I have been trying to organize my library of books about Intelligence Services around the world, MI5, MI6, the CIA, OSS, Mossad, KGB, GRU, etc. I have accumulated a few books but over the past few years I let them drift apart (actually if I'm not careful, my wife packs them away). I am going to attempt to reread them.
Anyway, if you wouldn't mind, I'd like to list them, and if you could recommend any additional books, or any editorializing of these, I would appreciate it.
“By Way of Deception”, Victor Ostrovsky
“MI-6”, Nigel West
“Dirty Works”, Phillip Agee
“Reilly, Ace of Spies”, Robin Bruce Lockhart (by the way, I’m told Reilly was Ian Fleming’s inspiration for the James Bond character).
“Intrepid’s Last Case”, William Stevenson
“The Target is Destroyed” Seymour Hersh
“KGB Today: The Hidden hand”, John Barron (Contemporary in the 1970s, but good historically)
“Spy Catcher”, Peter Wright
“Great True Spy Stories”, Allen Dulles
“Her Majesties’ Secret Service”, Christopher Andrew
“The Circus”, Nigel West
“British Military Intelligence; 1870-1914”, Thomas G. Ferguson
“A Matter of Trust; MI5, 1945-1972”, Nigel West
“The Shadow Warriors”, Bradley F. Smith
“A Thread of Deceit”, Nigel West
“Sidney Reilly, Britain’s Master Spy; His Own Story”
“The True Story of the World’s Greatest Spy; Sidney Reilly”, Michael Kettle
“The Spymasters of Israel”, Stewart Steven
I’ve also read several loaned and Library books, the titles of which I cannot remember.
One book however was especially interesting.
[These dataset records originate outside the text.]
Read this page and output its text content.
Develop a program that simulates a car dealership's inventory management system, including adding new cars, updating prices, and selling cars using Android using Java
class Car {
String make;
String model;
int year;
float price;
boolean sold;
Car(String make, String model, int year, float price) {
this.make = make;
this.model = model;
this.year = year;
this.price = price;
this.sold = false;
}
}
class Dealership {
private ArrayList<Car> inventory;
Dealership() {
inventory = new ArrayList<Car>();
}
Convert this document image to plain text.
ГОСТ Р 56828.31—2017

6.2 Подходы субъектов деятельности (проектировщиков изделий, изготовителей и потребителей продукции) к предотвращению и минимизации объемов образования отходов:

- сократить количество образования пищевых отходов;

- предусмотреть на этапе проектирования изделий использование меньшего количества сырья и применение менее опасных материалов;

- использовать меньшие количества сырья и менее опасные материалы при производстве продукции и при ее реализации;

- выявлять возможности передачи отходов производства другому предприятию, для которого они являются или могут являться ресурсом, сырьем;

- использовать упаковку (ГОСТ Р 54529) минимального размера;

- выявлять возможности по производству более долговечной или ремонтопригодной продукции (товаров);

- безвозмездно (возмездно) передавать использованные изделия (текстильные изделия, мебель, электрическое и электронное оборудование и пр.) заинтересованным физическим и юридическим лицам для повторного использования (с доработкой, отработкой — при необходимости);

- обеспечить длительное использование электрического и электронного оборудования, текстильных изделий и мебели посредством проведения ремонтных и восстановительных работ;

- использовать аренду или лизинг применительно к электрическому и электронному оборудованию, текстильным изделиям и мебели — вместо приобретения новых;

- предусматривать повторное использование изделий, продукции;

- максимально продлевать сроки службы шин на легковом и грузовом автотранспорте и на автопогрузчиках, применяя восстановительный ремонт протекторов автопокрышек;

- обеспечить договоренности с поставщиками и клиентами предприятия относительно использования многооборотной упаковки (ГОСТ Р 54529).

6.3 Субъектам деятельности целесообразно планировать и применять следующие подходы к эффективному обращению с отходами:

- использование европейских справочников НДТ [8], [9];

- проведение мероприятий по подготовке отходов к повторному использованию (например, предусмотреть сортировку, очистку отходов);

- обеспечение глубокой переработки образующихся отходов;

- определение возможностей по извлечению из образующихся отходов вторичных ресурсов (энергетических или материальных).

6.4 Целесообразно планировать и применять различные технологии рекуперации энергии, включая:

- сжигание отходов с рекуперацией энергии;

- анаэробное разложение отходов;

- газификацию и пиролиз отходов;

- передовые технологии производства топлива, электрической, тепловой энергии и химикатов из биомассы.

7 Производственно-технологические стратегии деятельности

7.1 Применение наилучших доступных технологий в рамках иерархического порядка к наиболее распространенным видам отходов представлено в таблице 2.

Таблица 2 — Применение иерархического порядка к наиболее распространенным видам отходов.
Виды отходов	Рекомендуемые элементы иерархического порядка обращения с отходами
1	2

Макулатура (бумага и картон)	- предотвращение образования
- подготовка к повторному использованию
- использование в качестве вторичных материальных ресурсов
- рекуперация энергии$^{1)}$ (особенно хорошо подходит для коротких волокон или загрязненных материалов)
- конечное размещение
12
It concerned the Intelligence Services side of the history of the War in Vietnam, identifying the OSS ties with Ho Chi Minh (known as Dr. Ho), when he was an OSS asset against the Japanese during WWII. It also talked about how the US originally was neutral concerning the French Indochina war until Eisenhower decided we should support the French. One story from this book talks about how the CIA, in an attempt to identify Sampans smuggling Viet Cong arms up the Mekong Delta, paid the local Sampans to “disappear” on a forthcoming specified date, so that the CIA could manage the searches, however each day that approached the specified date (as the CIA continued to pay off the locals to stay away) more and more Sampans kept showing up. When the specified date arrived the Delta was brimming with local Sampans. This book contained this and several other embarrassing stories, but I can’t remember the name or who wrote it. I would like to get a copy for my collection if anyone might know the title.